If Omega sets up an EPR-like entanglement between its variable and the box system of the form m|Oab>|Cab> + n|Ob>|Cb>, and then chooses to measure a mixed state of its variable, say, |Oab>+|Ob>, it can bifurcate the universe. Then, if I measure |Cab> (i.e. choose A+B), I end up in the same universe as the one in which Omega measured its variable to be |Oab> and if I choose |Cb>, I end up in the same universe as the one in which Omega measured its variable to be |Ob>. Therefore, if our two systems are entangled this way, Omega wouldn’t need to take any trouble to simulate me at all in order to ensure its reputation of being a perfect predictor!
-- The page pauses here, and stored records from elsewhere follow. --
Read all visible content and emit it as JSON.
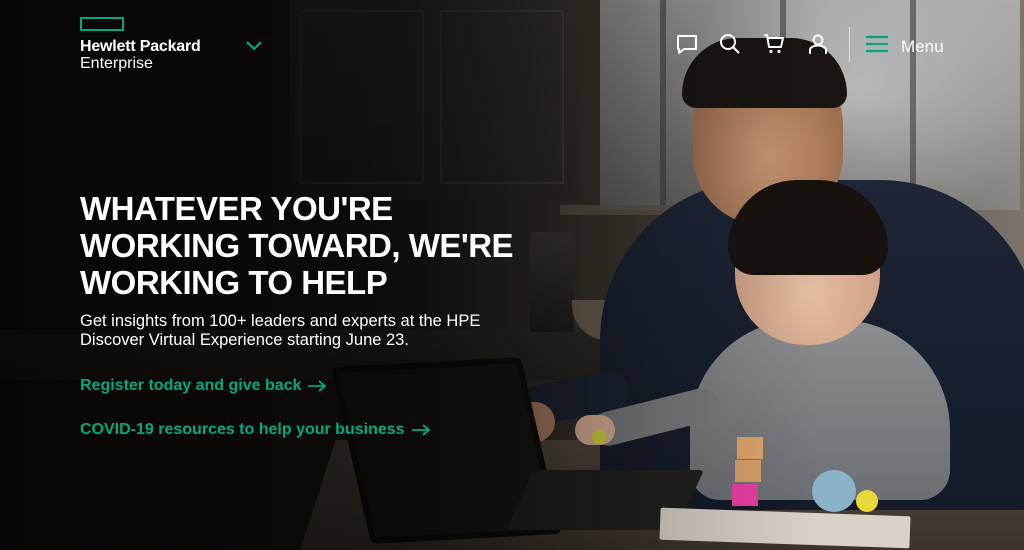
{
  "brand": {
    "logo_line1": "Hewlett Packard",
    "logo_line2": "Enterprise",
    "accent_color": "#01a982"
  },
  "header": {
    "icons": [
      "chat-icon",
      "search-icon",
      "cart-icon",
      "user-icon",
      "hamburger-icon",
      "chevron-down-icon"
    ],
    "menu_label": "Menu"
  },
  "hero": {
    "headline": "WHATEVER YOU'RE WORKING TOWARD, WE'RE WORKING TO HELP",
    "subtext": "Get insights from 100+ leaders and experts at the HPE Discover Virtual Experience starting June 23.",
    "links": [
      {
        "label": "Register today and give back"
      },
      {
        "label": "COVID-19 resources to help your business"
      }
    ]
  }
}
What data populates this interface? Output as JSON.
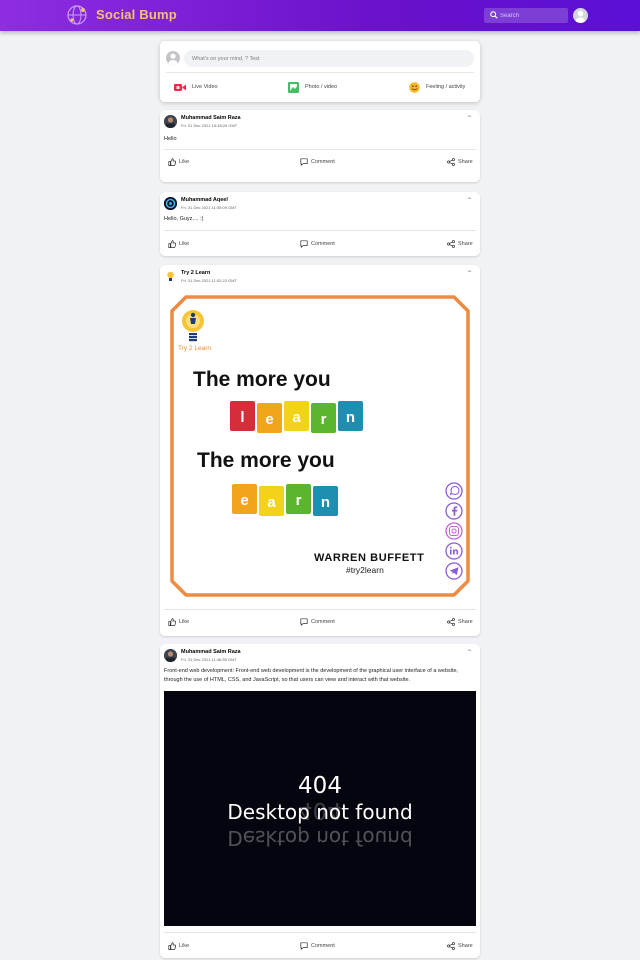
{
  "brand": {
    "name": "Social Bump"
  },
  "search": {
    "placeholder": "Search"
  },
  "composer": {
    "placeholder": "What's on your mind, ? Test",
    "actions": {
      "live": "Live Video",
      "photo": "Photo / video",
      "feeling": "Feeling / activity"
    }
  },
  "post_actions": {
    "like": "Like",
    "comment": "Comment",
    "share": "Share"
  },
  "posts": [
    {
      "author": "Muhammad Saim Raza",
      "date": "Fri, 31 Dec 2021 15:48:26 GMT",
      "text": "Hello"
    },
    {
      "author": "Muhammad Aqeel",
      "date": "Fri, 31 Dec 2021 11:55:09 GMT",
      "text": "Hello, Guyz.... :)"
    },
    {
      "author": "Try 2 Learn",
      "date": "Fri, 31 Dec 2021 11:52:22 GMT",
      "text": "",
      "image": {
        "logo_text": "Try 2 Learn",
        "line1": "The more you",
        "line2": "The more you",
        "learn_letters": [
          "l",
          "e",
          "a",
          "r",
          "n"
        ],
        "earn_letters": [
          "e",
          "a",
          "r",
          "n"
        ],
        "attribution": "WARREN BUFFETT",
        "hashtag": "#try2learn",
        "social_icons": [
          "whatsapp-icon",
          "facebook-icon",
          "instagram-icon",
          "linkedin-icon",
          "telegram-icon"
        ]
      }
    },
    {
      "author": "Muhammad Saim Raza",
      "date": "Fri, 31 Dec 2021 11:46:59 GMT",
      "text": "Front-end web development: Front-end web development is the development of the graphical user interface of a website, through the use of HTML, CSS, and JavaScript, so that users can view and interact with that website.",
      "image": {
        "code": "404",
        "message": "Desktop not found"
      }
    }
  ],
  "colors": {
    "header_start": "#8e2de2",
    "header_end": "#5b0fd6",
    "logo": "#f2c36b",
    "frame": "#f08a42"
  }
}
That is only as far as Omega’s reputation for being a perfect predictor is concerned. But hold on for a moment there. In this setup, the box system’s state is not disconnected from that of Omega’s predictor variable even if Omega has left the galaxy and yet Omega cannot causally influence it “contents”. In my thinking, this is an argument against the stance of the “causal decision theorists” that whatever the contents of the box, it is “fixed” and therefore I maximize my utility by picking A+B. This is now an argument for the one boxers observing that Omega has shown a solid history of being right (i.e. Omega’s internal variable has always correlated with the choices of all the people before), forming the simplest (?) explanation that Omega could be using quantum entanglement (edit: EPR-like entanglement) to effect the correlation, and therefore choosing to one box so that they end up in the universe with a million bucks instead of the one with a thousand.
So, my final question to people here is this—does knowledge of quantum physics resolve Newcomb’s problem in favour of the one boxers? If not, the arguments certainly would be interesting to read :)
edit: To clarify the argument against the causal decision theorists, “B is either empty or has a million bucks” is not true. It could be in a superposition of the two that is entangled with Omega’s variable. Therefore the standard causal argument for picking A+B doesn’t hold any more.